Dispatch of the Lacombe Police Service (LPS) will be returning to the City in 2017.
At their regular council meeting on Dec. 14th, Lacombe City councillors approved the move of LPS dispatch from the RCMP in Red Deer back to the City.
City of Lacombe CAO Norma MacQuarrie provided council with a brief background of the history of police dispatch in Lacombe.
“Previously LPS did provide local dispatch,” she detailed.
In 2007, 911 services were restructured by the province and Lacombe 911 was transferred to the City of Red Deer. In 2009, further changes were made and fire and EMS dispatch were also transferred to Red Deer. At this time, the City entered into a contract with the RCMP to receive and dispatch LPS calls.

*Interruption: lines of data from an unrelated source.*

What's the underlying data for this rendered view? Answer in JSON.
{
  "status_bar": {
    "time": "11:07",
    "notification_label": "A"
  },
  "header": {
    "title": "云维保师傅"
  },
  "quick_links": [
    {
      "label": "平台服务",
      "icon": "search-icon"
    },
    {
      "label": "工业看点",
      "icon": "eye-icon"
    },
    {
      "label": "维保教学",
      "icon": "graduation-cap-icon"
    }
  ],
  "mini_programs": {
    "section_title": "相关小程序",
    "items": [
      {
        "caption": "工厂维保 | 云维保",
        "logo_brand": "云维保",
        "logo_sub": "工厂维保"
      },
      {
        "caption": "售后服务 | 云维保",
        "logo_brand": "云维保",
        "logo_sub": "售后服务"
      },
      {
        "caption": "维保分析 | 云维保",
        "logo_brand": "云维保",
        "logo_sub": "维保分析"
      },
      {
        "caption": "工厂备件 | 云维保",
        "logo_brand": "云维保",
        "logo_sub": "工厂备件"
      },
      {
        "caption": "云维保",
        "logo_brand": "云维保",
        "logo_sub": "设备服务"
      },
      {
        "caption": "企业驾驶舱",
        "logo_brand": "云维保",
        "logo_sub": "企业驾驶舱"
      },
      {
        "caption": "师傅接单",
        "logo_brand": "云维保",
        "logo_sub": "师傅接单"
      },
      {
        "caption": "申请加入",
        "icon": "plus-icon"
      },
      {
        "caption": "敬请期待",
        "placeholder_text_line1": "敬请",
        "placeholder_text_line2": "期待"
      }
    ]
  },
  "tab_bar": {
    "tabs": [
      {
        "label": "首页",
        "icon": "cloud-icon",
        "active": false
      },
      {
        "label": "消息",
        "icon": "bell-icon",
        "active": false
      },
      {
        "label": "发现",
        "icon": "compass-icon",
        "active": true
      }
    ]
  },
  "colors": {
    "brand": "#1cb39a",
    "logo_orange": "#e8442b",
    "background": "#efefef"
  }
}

“The primary rationale for the City and LPS in giving up 911 and contracting out the dispatch function was the difficulty in finding and retaining staff,” said MacQuarrie.
Other problems arose with staff burnout, as a 911 call centre dispatcher must remain on the line with the caller until emergency services arrive.
“The largest concern driving the desire to implement local dispatch is public safety, given the lengthy response time currently experienced under the RCMP contract,” said Lacombe Police Commission Chair Jonathan Jacobson. “Over the past three years, the single greatest complaint received about LPS is the length of time it takes to answer and respond to citizens who call to report a crime or incident.”
With the return of local dispatch, the City and LPS hope these problems will be resolved as dispatch will be police only, excluding 911 services, fire and EMS, which will remain dispatched out of Red Deer.
Currently LPS is reaching a 13 plus minute average for response times. LPS Chief Murray said with dispatch being localized, he believes LPS can move to a seven minute response target for priority one calls (crime in progress, threats to life) and an eight minute response target for priority two calls (crime in progress, threat to property).
“So that represents a vast improvement from the safety perspective in terms of the response time,” said MacQuarrie. “There are two significant differences between the former LPS dispatch and the current proposal. There is no 911 call evaluating or transferring responsibility and there is no fire or EMS dispatching. These were the most significant contributing factors to staffing problems with the former dispatch.”
“We have really appreciated the service provided to us by the RCMP for our dispatch needs over the past eight years and we value our ongoing relationship with all our neighbouring RCMP detachments,” said Murray. “This decision in no way reflects the services provided to us by the RCMP, rather the changing needs of a growing community.”
Chief Murray estimated that with switching over to in-house dispatch, approximately $1,018,726 will be saved over five years. The need to build a radio tower at the new police facility is also eliminated if the City switches over to the new provincial system called AFRRCS.
“Operationally, the move to local dispatch will also improve overall police service by reducing the amount of clerical type work required of officers after hours,” said Chief Murray. “Specific areas where the night and weekend dispatcher can provide support to members will be in the areas of data entry, warrant confirmations, document preparation and other clerical tasks. Currently, each of these tasks requires a police officer to return to the station to complete. Having dispatch support would allow officers to remain more active on the street performing police functions.”
Councillor Peter Bouwsema, who sits on the Lacombe Police Commission, said he is in full support of the change over to localized dispatch.
“This is definitely going to make a major improvement,” he said. “It is expected to cut the response time in just over half, which is quite substantial. It could mean the difference between life or death.
“It is a bonus for us to bring the dispatch of our police department back to Lacombe.”
The cost to the City to bring local dispatch back includes $250,000 for facilitation and a computer aided dispatch system and $58,000 for the conversion of LPS radio system to the new provincial system. These items were partially funded through the 2015 surplus along with being included in the 2016 capital budget.
The City has scheduled local dispatch to go live on Jan. 1st, 2017.